For versionning i use Git and for Project Management i use my own web app. (soon to be shown here)

Read-eval-print loops for Javascript & CSS, SQL, Rails, Haskell, etc. Emacs, and infrequently Eclipse. Git, screen+ssh. EC2. Bugzilla.
- Mac OS X - textmate - instapaper - bpython - Chrome - Linode Servers + S3 - SSH + Screen - Zsh - GitHub - Sequel Pro - Transmit - Things - Ulysees - Google support for ActiveSync for Appointment and Contacts management - MediaTemple
+ Redmine. Absolutely essential.
fuck basecamp. i want wikis.
Redmine with basecamp theme here at work :-)
IDEA, svn, TeamCity (continuous integration), Jira (bug tracking), Confluence (info sharing), Basecamp (file sharing - though I wish we had nothing to do with it - it's generally painful)
You should check out redmine to replace basecamp. it's perfect
SSHKeychain and DTerm are two brilliant productivity tools for OS X.
+1 for Dterm. i never use it as often as i should.
SSHKeychain shouldn't be necessary on Snow Leopard, fwiw, unless you're using it for something other than ssh passphrase caching.
Call me paranoid, but I prefer to remove keys from the agent on screensaver or sleep and I'm pretty sure that's not straightforward without SSHKeychain (but I'm happy to be proven wrong :))
Emacs and screen. Git is very nice. Charles Proxy is wonderful for inspecting HTTP traffic.

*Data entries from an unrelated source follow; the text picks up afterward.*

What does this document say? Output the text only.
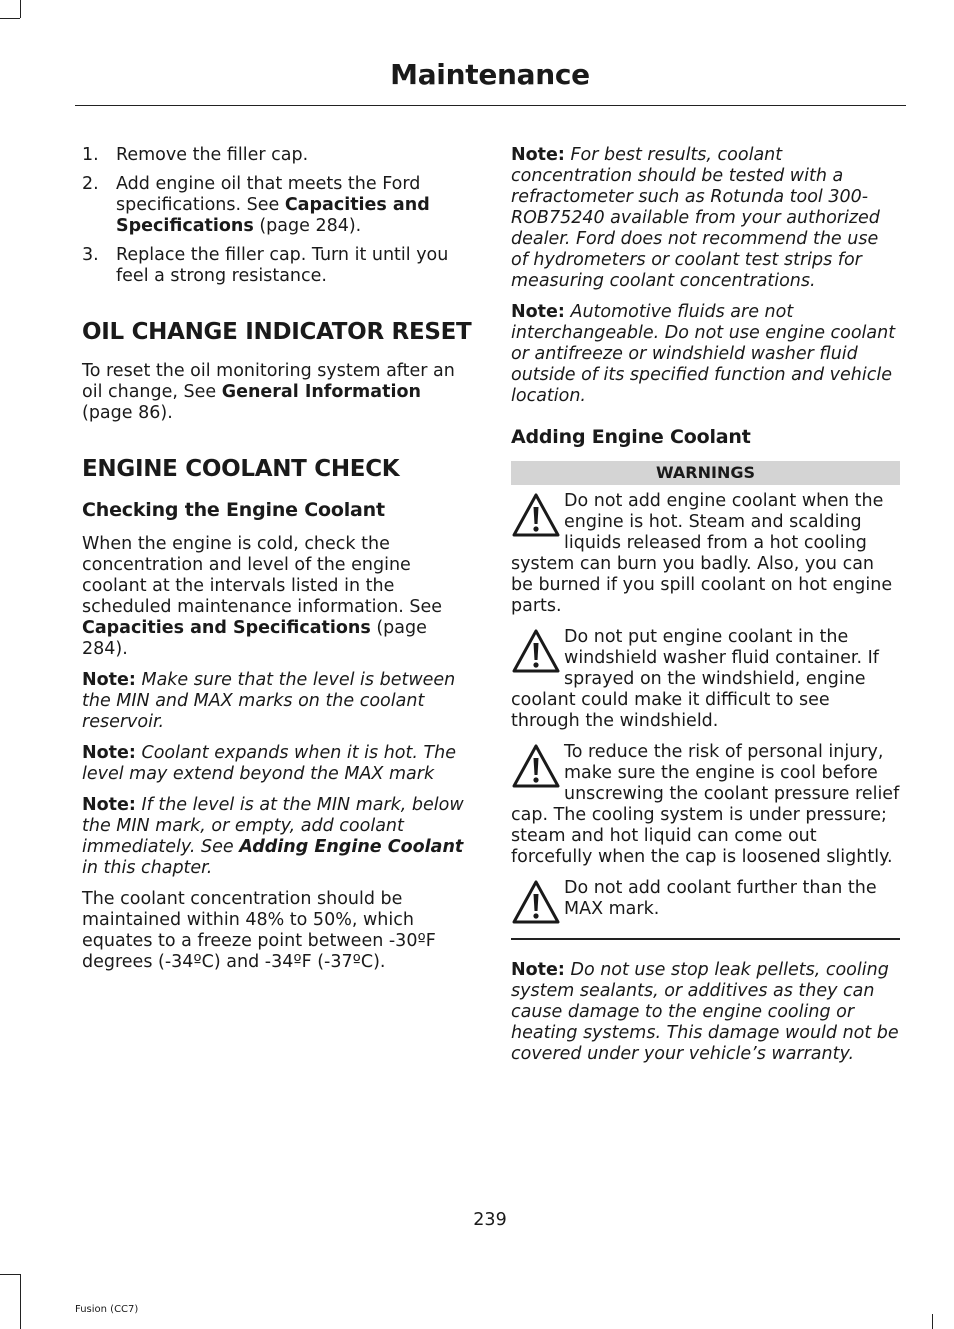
Maintenance
1. Remove the filler cap.
2. Add engine oil that meets the Ford specifications. See Capacities and Specifications (page 284).
3. Replace the filler cap. Turn it until you feel a strong resistance.
OIL CHANGE INDICATOR RESET

To reset the oil monitoring system after an oil change, See General Information (page 86).

ENGINE COOLANT CHECK
Checking the Engine Coolant

When the engine is cold, check the concentration and level of the engine coolant at the intervals listed in the scheduled maintenance information. See Capacities and Specifications (page 284).

Note: Make sure that the level is between the MIN and MAX marks on the coolant reservoir.

Note: Coolant expands when it is hot. The level may extend beyond the MAX mark

Note: If the level is at the MIN mark, below the MIN mark, or empty, add coolant immediately. See Adding Engine Coolant in this chapter.

The coolant concentration should be maintained within 48% to 50%, which equates to a freeze point between -30ºF degrees (-34ºC) and -34ºF (-37ºC).

Note: For best results, coolant concentration should be tested with a refractometer such as Rotunda tool 300-ROB75240 available from your authorized dealer. Ford does not recommend the use of hydrometers or coolant test strips for measuring coolant concentrations.

Note: Automotive fluids are not interchangeable. Do not use engine coolant or antifreeze or windshield washer fluid outside of its specified function and vehicle location.

Adding Engine Coolant
WARNINGS
Do not add engine coolant when the engine is hot. Steam and scalding liquids released from a hot cooling system can burn you badly. Also, you can be burned if you spill coolant on hot engine parts.
Do not put engine coolant in the windshield washer fluid container. If sprayed on the windshield, engine coolant could make it difficult to see through the windshield.
To reduce the risk of personal injury, make sure the engine is cool before unscrewing the coolant pressure relief cap. The cooling system is under pressure; steam and hot liquid can come out forcefully when the cap is loosened slightly.
Do not add coolant further than the MAX mark.

Note: Do not use stop leak pellets, cooling system sealants, or additives as they can cause damage to the engine cooling or heating systems. This damage would not be covered under your vehicle’s warranty.

239
Fusion (CC7)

Pixelmator is very good for quick graphics. It's on par with Photoshop 5 (version 5 from like 1998, not CS-Whatever).

Netbeans for code & HTML, Git + GitHub, Filezilla, Basecamp, Freshbooks, GIMP (or Photoshop CS2 on Windows), and occasionally Eclipse for Android dev (not much of that yet, still learning).

On specific client projects, I also use Mercurial, SSH and SSHFS.

I can't use Windows without VirtuaWin for virtual desktops (two spaces * three monitors == 6 screens), and Switcher for expose on Windows 7. Both of those are mapped to the thumb buttons on my mouse. One thumb button toggles between spaces, the other toggles expose.

Three monitors on one space are devoted to fullscreen putty terminals. Each one is running in "screen -x" with 8 terminals opened up mapped to my F1-F8 keys. That's plenty of terminals for this or that. If i need to move what's on one fullscreen'd monitor to the next then I just click on the monitor and press the function key for the given terminal session I want. This lets me move them around without dealing with window positioning.

Nearly all code is written with Vim. Plugins include FuzzyFinderTextMate and BufferExplorer plugins mapped to hotkeys. Netbeans is absolutely essential for J2EE apps. Unix and Vim are for everything else.

I can explain any of this in further detail if anyone wants my configs.